The purpose of GRK’s risk management is to ensure the effective implementation of the company’s strategy in both the short and long term. Risk management aims to secure financial targets while identifying risks that could potentially hinder the achievement of objectives and assessing whether such risks remain at an acceptable level.
A risk is an external or internal uncertainty factor that, if realized, could prevent or hinder the achievement of strategic objectives or the capitalization of business opportunities.
At GRK, risk management is based on a group-wide, board-of-directors-approved risk management policy. The policy defines the fundamentals and framework of risk management, responsibilities and obligations, as well as the identification and management of risks within the group. In addition to the risk management policy, the group provides guidance on risk management and related matters through other policies and instructions. The risk management procedures, policies, and related guidance are reviewed and updated annually as necessary.
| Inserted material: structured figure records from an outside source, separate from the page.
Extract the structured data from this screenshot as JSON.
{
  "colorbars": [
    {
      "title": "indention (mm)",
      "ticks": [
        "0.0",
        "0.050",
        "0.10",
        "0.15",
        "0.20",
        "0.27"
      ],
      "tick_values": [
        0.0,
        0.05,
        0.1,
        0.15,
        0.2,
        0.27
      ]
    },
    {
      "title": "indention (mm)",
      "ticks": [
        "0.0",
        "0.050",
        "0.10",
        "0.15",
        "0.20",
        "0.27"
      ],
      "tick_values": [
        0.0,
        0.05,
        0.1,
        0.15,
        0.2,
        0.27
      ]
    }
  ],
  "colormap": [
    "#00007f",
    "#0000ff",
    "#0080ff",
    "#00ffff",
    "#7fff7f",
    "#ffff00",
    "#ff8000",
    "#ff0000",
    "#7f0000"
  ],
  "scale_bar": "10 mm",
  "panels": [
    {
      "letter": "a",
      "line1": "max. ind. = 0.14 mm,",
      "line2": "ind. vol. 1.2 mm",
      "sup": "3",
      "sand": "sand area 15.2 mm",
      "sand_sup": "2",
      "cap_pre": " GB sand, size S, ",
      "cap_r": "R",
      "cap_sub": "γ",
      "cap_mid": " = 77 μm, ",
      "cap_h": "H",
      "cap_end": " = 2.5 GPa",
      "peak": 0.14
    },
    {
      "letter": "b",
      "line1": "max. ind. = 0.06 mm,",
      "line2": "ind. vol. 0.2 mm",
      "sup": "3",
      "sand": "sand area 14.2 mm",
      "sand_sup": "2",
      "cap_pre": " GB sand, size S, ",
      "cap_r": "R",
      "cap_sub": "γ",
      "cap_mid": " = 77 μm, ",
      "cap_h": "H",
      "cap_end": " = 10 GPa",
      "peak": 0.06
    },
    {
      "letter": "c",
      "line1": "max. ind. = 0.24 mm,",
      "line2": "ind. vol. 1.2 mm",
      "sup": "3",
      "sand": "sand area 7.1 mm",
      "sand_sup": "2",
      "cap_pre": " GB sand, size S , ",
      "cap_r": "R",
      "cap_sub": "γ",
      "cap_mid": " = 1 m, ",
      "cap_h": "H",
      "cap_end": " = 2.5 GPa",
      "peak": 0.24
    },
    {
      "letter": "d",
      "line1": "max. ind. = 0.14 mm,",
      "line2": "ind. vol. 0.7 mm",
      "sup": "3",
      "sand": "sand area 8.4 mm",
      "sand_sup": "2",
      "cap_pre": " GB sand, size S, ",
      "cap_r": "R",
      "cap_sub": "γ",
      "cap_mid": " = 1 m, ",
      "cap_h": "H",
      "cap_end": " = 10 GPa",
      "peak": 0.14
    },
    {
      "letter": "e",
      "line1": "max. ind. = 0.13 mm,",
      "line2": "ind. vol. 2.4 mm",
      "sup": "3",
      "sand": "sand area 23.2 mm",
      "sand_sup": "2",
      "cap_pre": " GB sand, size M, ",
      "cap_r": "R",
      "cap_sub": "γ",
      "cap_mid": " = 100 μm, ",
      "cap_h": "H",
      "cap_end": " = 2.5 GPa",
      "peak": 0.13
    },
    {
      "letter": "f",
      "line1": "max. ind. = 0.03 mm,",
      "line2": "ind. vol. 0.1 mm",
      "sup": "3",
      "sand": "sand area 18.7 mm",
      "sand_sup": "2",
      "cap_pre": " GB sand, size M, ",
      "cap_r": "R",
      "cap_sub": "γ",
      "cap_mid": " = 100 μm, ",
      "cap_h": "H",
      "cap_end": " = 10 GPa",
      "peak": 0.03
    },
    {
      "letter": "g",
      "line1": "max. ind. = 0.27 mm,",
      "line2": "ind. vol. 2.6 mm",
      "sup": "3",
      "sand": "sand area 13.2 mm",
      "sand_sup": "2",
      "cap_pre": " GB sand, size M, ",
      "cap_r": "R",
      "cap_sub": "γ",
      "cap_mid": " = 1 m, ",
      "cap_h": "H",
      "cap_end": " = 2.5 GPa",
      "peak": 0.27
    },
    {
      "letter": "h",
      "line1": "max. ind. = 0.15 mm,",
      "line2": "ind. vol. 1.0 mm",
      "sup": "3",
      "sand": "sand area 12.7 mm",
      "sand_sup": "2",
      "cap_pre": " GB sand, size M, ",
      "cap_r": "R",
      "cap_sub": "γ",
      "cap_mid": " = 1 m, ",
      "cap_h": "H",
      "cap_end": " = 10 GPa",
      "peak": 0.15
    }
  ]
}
GRK’s board oversees and directs the planning and implementation of risk management across the group. The boards of directors of group subsidiaries or the management teams of business units oversee and direct risk management planning and implementation within their respective entities in accordance with the risk management policy.
The group’s executive management team ensures the full implementation of the board-of-directors-approved risk management policy. The executive management is responsible for organizing risk management within the group, planning, developing, coordinating, and monitoring the risk management strategy, as well as embedding and communicating it throughout the organization. The executive management also regularly assesses corporate risks, with the CEO reporting these to the board of directors’ audit committee. The CEOs of group subsidiaries are responsible for reporting risk-related matters to the group CEO and their respective boards of directors.
GRK’s objective is to continuously improve its risk management. The risk management director is responsible for updating processes and driving continuous improvements. This includes planning, monitoring, and evaluating risk management, as well as developing tools and practices across the organization.